Genomic SNP-Case Data
Description
A dataset containing simulated genotypes and case-control status for SNP association analysis.
Usage
geno_data
Format
A data frame with 100 rows and 2 columns:
- genotypes
Numeric, genotype (0 = AA, 1 = Aa, 2 = aa).
- cases
Numeric, case (1) or control (0) status.
Source
Simulated data for demonstration purposes.
Examples
data("geno_data")
epi_model(geno_data, type = "snp")
Machine Learning Data for Disease Risk Prediction
Description
A dataset containing simulated patient data for predicting disease risk, suitable for logistic regression, clustering, Random Forest, and SVM.
Usage
ml_data
Format
A data frame with 100 rows and 5 columns:
- outcome
Numeric, binary disease status (0 = healthy, 1 = diseased).
- age
Numeric, patient age (years).
- exposure
Numeric, exposure level (0 to 1, e.g., environmental risk).
- genetic_risk
Numeric, genetic risk score (0 to 1).
- region
Character, region name (e.g., North, South, East, West).
Source
Simulated data for demonstration purposes.
Examples
data("ml_data")
ml_data$outcome <- as.factor(ml_data$outcome)
epi_model(ml_data, formula = outcome ~ age + exposure + genetic_risk, type = "logistic")
epi_model(ml_data, formula = outcome ~ age + exposure + genetic_risk, type = "rf")
epi_visualize(ml_data, x = "age", y = "outcome", type = "scatter")

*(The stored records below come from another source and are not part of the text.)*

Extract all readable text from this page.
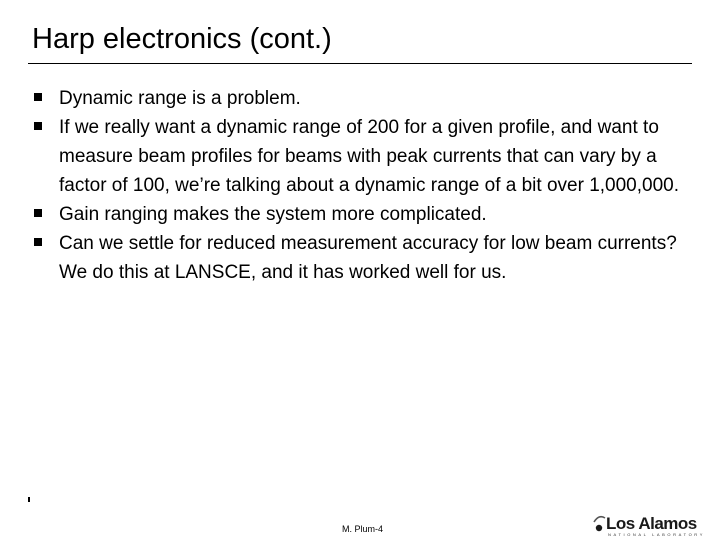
Harp electronics (cont.)
Dynamic range is a problem.
If we really want a dynamic range of 200 for a given profile, and want to measure beam profiles for beams with peak currents that can vary by a factor of 100, we’re talking about a dynamic range of a bit over 1,000,000.
Gain ranging makes the system more complicated.
Can we settle for reduced measurement accuracy for low beam currents? We do this at LANSCE, and it has worked well for us.
M. Plum-4	Los Alamos
NATIONAL LABORATORY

NLP Data for Epidemiological Text Analysis
Description
A dataset containing simulated epidemiological text data, such as outbreak reports or health alerts, for NLP analysis.
Usage
nlp_data
Format
A data frame with 100 rows and 2 columns:
- id
Character, unique identifier for each text entry.
- text
Character, text content (e.g., outbreak descriptions, health reports).
Source
Simulated data for demonstration purposes.
Examples
data("nlp_data")
epi_analyze(nlp_data, outcome = NULL, type = "nlp", n = 5)
SIR Model Simulation Data
Description
A dataset containing simulated SIR model outputs for a population of 1000.
Usage
sir_data
Format
A data frame with 50 rows and 4 columns:
- time
Numeric, time point (1 to 50 days).
- Susceptible
Numeric, number of susceptible individuals.
- Infected
Numeric, number of infected individuals.
- Recovered
Numeric, number of recovered individuals.
Source
Generated using epi_analyze(type = "sir", N = 1000, beta = 0.3, gamma = 0.1, days = 50).
Examples
data("sir_data")
epi_visualize(sir_data, x = "time", y = "Infected", type = "curve")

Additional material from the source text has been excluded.